Eviter l'arrêt et le démontage des sous-systèmes
« Aujourd'hui, pour connaître l'état d'un sous-système, il faut l'arrêter, le décâbler, enlever son capot si besoin, précise Fabrice Hickenbick, responsable vie série TGV M. C'est long, fastidieux et coûteux. » C'est cette étape fastidieuse que les capteurs contribueront à remplacer. L'ensemble des données issues de ces dispositifs seront envoyées vers un système centralisé appelé Train Control Monitoring. « Il héberge environ 25 000 variables rafraîchies toutes les 100 ms, précise Joël Muller. Elles sont ensuite envoyées en 4G vers l'agent de maintenance concerné lorsqu'une demande d'intervention est nécessaire. Un filtrage est indispensable pour que cet agent ne réceptionne que les éléments les plus pertinents pour lui. »

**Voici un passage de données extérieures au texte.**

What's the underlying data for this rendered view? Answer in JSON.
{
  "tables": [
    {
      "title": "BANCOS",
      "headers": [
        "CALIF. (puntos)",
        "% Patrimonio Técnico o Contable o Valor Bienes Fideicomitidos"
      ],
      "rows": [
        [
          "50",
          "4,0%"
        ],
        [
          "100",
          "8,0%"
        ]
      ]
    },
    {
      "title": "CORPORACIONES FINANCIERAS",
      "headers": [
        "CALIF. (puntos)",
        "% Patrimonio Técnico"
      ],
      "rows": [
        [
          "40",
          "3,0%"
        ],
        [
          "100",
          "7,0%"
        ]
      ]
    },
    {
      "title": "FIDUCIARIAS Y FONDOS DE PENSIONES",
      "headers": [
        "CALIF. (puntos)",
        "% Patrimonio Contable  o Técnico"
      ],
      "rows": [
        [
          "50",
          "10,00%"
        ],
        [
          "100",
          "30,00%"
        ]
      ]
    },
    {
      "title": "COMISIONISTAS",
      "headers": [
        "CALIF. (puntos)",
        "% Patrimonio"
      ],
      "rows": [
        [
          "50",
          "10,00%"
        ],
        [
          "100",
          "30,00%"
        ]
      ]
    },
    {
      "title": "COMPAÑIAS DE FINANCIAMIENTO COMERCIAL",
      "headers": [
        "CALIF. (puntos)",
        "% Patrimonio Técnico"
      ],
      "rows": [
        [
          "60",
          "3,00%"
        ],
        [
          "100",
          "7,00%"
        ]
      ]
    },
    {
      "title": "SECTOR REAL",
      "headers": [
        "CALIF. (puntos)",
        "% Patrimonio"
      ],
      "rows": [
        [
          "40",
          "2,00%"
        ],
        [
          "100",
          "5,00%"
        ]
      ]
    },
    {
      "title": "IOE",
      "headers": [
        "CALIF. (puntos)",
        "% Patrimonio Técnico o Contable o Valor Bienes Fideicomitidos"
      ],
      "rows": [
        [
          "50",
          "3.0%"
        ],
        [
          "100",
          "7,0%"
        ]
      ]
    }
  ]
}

« Avec le télédiagnostic, c'est le train qui va désormais nous dire quelle opération de maintenance doit être lancée, et quand », résume Joël Muller, responsable système train TGV M à la SNCF. (Photo ED)
A l'occasion du salon Vivatech de Paris, l'équipe en charge du développement a présenté deux exemples concrets d'utilisation de ce nouveau système : la projection de graisse entre les boudins de roues et les rails et la projection de sable sous pression sur les rails pour améliorer l'adhérence du train. Le premier a pour objectif de limiter les frottements et donc l'usure des roues. Le second projette sur les rails du sable contenu dans de grands réservoirs installés dans la motrice. Ce sable se retrouve entre le rail et la roue pour assurer l'adhérence au niveau de la zone de contact et éviter qu'une roue ne se bloque ou ne devienne inutilisable. Deux dispositifs auxiliaires essentiels dont le dysfonctionnement peut coûter très cher puisqu'il pourrait exiger de reprofiler une roue, voire de la remplacer. Leur maintien en conditions opérationnelles est donc primordial.

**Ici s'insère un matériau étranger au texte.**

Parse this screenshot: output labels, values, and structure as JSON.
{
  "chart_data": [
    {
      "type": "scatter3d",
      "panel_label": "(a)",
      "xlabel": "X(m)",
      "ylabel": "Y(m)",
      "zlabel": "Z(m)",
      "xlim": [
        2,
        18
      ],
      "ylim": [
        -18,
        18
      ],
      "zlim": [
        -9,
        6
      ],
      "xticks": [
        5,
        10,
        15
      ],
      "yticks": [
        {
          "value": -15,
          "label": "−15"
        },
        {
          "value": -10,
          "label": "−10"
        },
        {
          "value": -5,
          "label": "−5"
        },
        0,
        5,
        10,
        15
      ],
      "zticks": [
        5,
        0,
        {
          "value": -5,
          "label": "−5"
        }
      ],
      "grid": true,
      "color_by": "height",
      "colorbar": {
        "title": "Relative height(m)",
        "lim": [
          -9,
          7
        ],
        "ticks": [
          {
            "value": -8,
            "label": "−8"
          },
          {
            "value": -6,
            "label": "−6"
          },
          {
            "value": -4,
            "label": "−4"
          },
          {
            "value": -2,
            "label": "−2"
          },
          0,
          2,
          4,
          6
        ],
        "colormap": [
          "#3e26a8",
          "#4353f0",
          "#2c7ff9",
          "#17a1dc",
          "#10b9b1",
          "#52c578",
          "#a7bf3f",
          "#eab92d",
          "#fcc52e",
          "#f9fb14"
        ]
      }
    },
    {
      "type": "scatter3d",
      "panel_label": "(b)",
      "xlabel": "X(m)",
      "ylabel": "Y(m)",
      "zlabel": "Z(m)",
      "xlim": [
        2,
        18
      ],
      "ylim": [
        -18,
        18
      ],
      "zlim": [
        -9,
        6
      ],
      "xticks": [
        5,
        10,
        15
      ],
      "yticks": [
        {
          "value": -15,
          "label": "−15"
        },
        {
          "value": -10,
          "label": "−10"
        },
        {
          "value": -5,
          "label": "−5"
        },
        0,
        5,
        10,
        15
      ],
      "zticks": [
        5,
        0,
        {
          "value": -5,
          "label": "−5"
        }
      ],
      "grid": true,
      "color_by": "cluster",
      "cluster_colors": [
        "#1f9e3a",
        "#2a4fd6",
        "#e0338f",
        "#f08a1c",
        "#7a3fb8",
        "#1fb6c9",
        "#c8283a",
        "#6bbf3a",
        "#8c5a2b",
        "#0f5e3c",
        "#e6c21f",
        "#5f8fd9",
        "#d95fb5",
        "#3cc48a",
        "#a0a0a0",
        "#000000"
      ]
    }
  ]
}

Des capteurs sur mesure développés par la SNCF
« Aujourd'hui, des agents se déplacent régulièrement pour vérifier sur le train si les réservoirs sont pleins, s'ils ne sont pas bouchés et si le système fonctionne encore, explique Joël Muller. Nous avons donc décidé de mettre en place des dispositifs de télédiagnostic sur ces sous-systèmes pour passer à de la maintenance conditionnelle. » La SNCF a équipé les réservoirs de capteurs spécifiques, qui mesurent le niveau de sable ou de graisse, en donnent une image à l'instant t, surveillent la consommation réelle de ces éléments en temps réel, etc. Ces informations seront, par ailleurs, traitées par des algorithmes pour estimer ce qu'est réellement une consommation normale de sable ou de lubrifiant afin de prévenir l'arrêt des systèmes. Cette surveillance permanente doit ainsi permettre de déclencher en temps réel des opérations correctives, mais uniquement à bon escient.
La SNCF a déjà développé la plupart des capteurs destinés aux équipements du TGV M, mais il lui reste d'autres pans du projet à traiter. L'équipe ingénierie n'a, par exemple, pas encore décidé de l'emplacement du système de traitement de données et de prise de décision. Pour l'instant, il demeure « au sol », mais l'idée d'un serveur spécifique à bord n'est pas écartée. « Le système génère et remonte énormément d'informations, précise Joël Muller. Nous travaillons donc à optimiser les algorithmes et limiter le volume de données à traiter, pour éventuellement embarquer un serveur dans le train. »
Aujourd'hui, la SNCF exploite encore ses rames à grande vitesse sur la base d'un plan de maintenance prédéfini, qui s'appuie sur un modèle de départ conçu en 1981. « Avec le télédiagnostic, c'est le train qui va désormais nous dire quelle opération de maintenance doit être lancée, et quand elle doit l'être », conclut Joël Muller.